Off-shore yasal olsa da etik kuralları çiğniyor

Önce Panama şimdi de Paradise Belgeleri off-shore şirketlerini su yüzüne çıkardı. Kanunlara uysa da başta siyasiler olmak üzere zenginlerin vergi ödemeden kazanç elde ettiği bu sistemin ne kadar etik olduğu ise tartışılır

Kaynak : Karar
Haber Giriş : 08 Kasım 2017 08:35, Son Güncelleme : 27 Mart 2018 00:42
Off-shore yasal olsa da etik kuralları çiğniyor

1980 sonrasında hızla artan liberal ekonomik sistem gelir dağılımının hızla bozulmasına neden oldu ve zenginler daha zengin yoksullar daha yoksul hale geldi. Uluslararası yardım kuruluşu Oxfam'ın raporuna göre, dünyanın en zengin 62 kişisinin serveti, dünya nüfusunun yarısı olan 3,6 milyar insanın mal varlıklarına denk geliyor. Raporda, çok uluslu şirketlerin off-shore merkezlerine yatırımlarının ise 2000-2014 yıllarında 4 kat artarken, kaçırılan verginin de yılda 100 milyar dolara ulaştığı ifade edildi. Özellikle 2008 krizi sonrasında off-shore ülkeleri sayesinde vergi vermeden kazanç sağlama yolunu daha sık kullanmaya başlayan şirketlerle hükümetlerin mücadelesi hızlandı. Bu tarihten sonrası hükümetler ülkelerindeki hesapları diğer ülkelerle paylaşma yoluna giderken İsviçre, bu anlaşmaya uymadı. 2015 yılında basına sızan belgelere göre 2008 yılında hazırlanan bir rapora göre, gizli hesaplardaki toplam mevduatın 100 milyar dolar olduğu ifade edildi. 2016 yılında patlak veren, İtalyan 'Corriere della Sera' gazetesinin 'bütün zamanların en büyük finans skandalı' yakıştırmasını yaptığı varlık gizleme faaliyetlerine katılanlar arasında eski ve görevdeki 12 devlet ve hükümet lideri ile 128 politikacı, milyarder ve ünlü sporcu da bulunuyordu. Kayman ve Bermuda Adaları gibi Panama da Latin Amerika'nın en önemli finans merkezleri arasında yer alıyor. Liberal yasaları bankaları Latin Amerika'ya çekiyor. Panama Belgeleri skandalı, Panama'yı etkilemediği gibi bu ülkedeki yatırımların artmasına da yaradı. Son olarak ise Paradise Belgeleri ile 120'den fazla politikacının sırları bir kez daha ortaya saçıldı. 'Paradise Papers' olarak adlandırılan yeni sızıntılar, 13.4 milyon belgeden oluşuyor ve ABD Başkanı Donald Trump'ın milyarder ticaret sekreterinin Rusya ile olan bağları, Kanada Başbakanı Justin Trudeau'nun baş bağışçısının gizli ticari ilişkileri, İngiltere Kraliçesi ve farklı ülkelerden 120'den fazla politikacının off-shore ortaya döküldü.
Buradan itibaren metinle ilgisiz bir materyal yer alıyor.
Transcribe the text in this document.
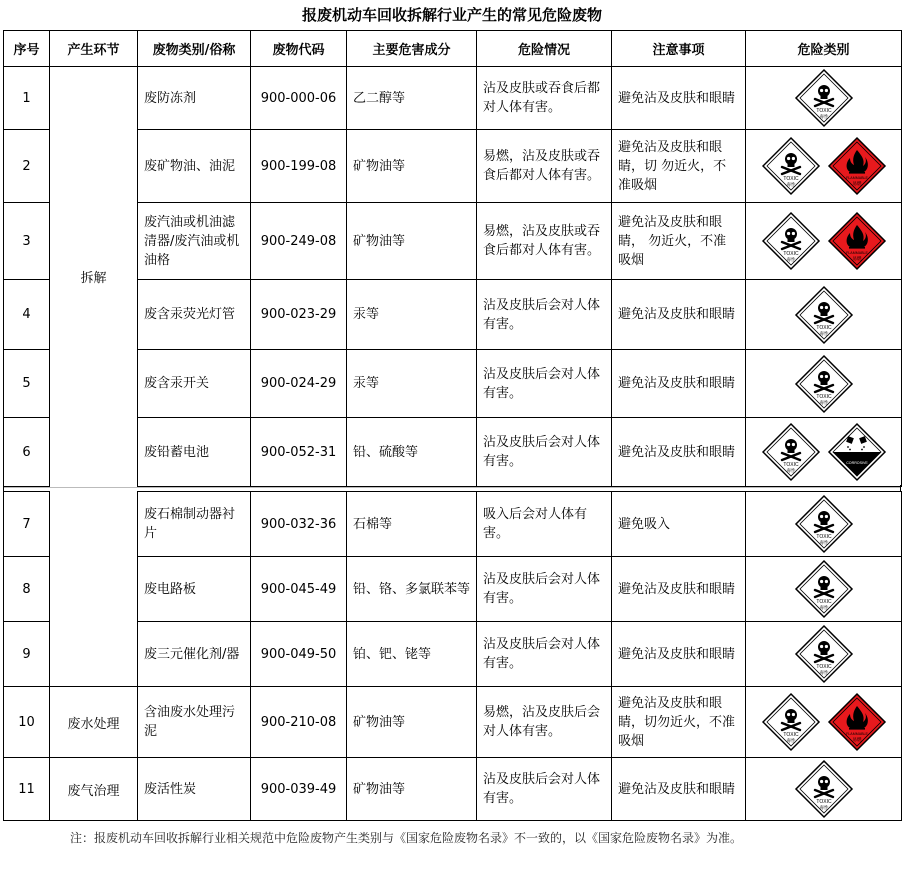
报废机动车回收拆解行业产生的常见危险废物
序号	产生环节	废物类别/俗称	废物代码	主要危害成分	危险情况	注意事项	危险类别
1	拆解	废防冻剂	900-000-06	乙二醇等	沾及皮肤或吞食后都对人体有害。	避免沾及皮肤和眼睛	TOXIC
毒性

2		废矿物油、油泥	900-199-08	矿物油等	易燃，沾及皮肤或吞食后都对人体有害。	避免沾及皮肤和眼睛，切 勿近火，不准吸烟	TOXIC
毒性
FLAMMABLE
易燃

3		废汽油或机油滤清器/废汽油或机油格	900-249-08	矿物油等	易燃，沾及皮肤或吞食后都对人体有害。	避免沾及皮肤和眼睛， 勿近火，不准吸烟	TOXIC
毒性
FLAMMABLE
易燃

4		废含汞荧光灯管	900-023-29	汞等	沾及皮肤后会对人体有害。	避免沾及皮肤和眼睛	TOXIC
毒性

5		废含汞开关	900-024-29	汞等	沾及皮肤后会对人体有害。	避免沾及皮肤和眼睛	TOXIC
毒性

6		废铅蓄电池	900-052-31	铅、硫酸等	沾及皮肤后会对人体有害。	避免沾及皮肤和眼睛	TOXIC
毒性
CORROSIVE
7		废石棉制动器衬片	900-032-36	石棉等	吸入后会对人体有害。	避免吸入	TOXIC
毒性

8		废电路板	900-045-49	铅、铬、多氯联苯等	沾及皮肤后会对人体有害。	避免沾及皮肤和眼睛	TOXIC
毒性

9		废三元催化剂/器	900-049-50	铂、钯、铑等	沾及皮肤后会对人体有害。	避免沾及皮肤和眼睛	TOXIC
毒性

10	废水处理	含油废水处理污泥	900-210-08	矿物油等	易燃，沾及皮肤后会对人体有害。	避免沾及皮肤和眼睛，切勿近火，不准吸烟	TOXIC
毒性
FLAMMABLE
易燃

11	废气治理	废活性炭	900-039-49	矿物油等	沾及皮肤后会对人体有害。	避免沾及皮肤和眼睛	TOXIC
毒性
注：报废机动车回收拆解行业相关规范中危险废物产生类别与《国家危险废物名录》不一致的，以《国家危险废物名录》为准。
ÇİFTE İRLANDALI HOLLANDA SANDVİCİ

Uluslararası şirketler genelde finansal literatürde 'Çifte İrlandalı Hollanda Sandviçi' adı verilen metodu kullanarak ABD'de vergi ödemekten kaçınıyor. Bu metodu uygulamak için şirketler İrlanda'da iki şirket kuruyor ve Amerika'daki satışlarından elde ettikleri gelirleri 'telif ödemesi' olarak İrlanda'daki Şirket 1'e yönlendiriyor. Böylece ABD'de kar etmedikleri için herhangi bir vergi de ödemiyorlar. Diğer ülkelere yaptıkları satışları ise İrlanda'daki Şirket 2'ye yönlendiriyorlar. Sonra da Hollanda'nın vergi avantajlarından yararlanarak bu parayı Hollanda'ya ve Hollanda'dan tekrar İrlanda'daki Şirket 1'e yönlendiriyorlar. Son adımda ise kar, bir vergi cennetinde realize ediliyor ve vergi ödemeden şirket içinde kullanılmaya devam ediyor.

NEDEN YAPIYORLAR?

Peki şahıs ya da şirketler neden off-shore bankaları tercih eder?

1. Gizlilik: Öncelikle kıyı bankaları müşterilerinin bilgilerini paylaşmak zorunda değildir. Bu sebeple varlıklarını saklı tutmak isteyenler off-shore bankaları tercih edebilir.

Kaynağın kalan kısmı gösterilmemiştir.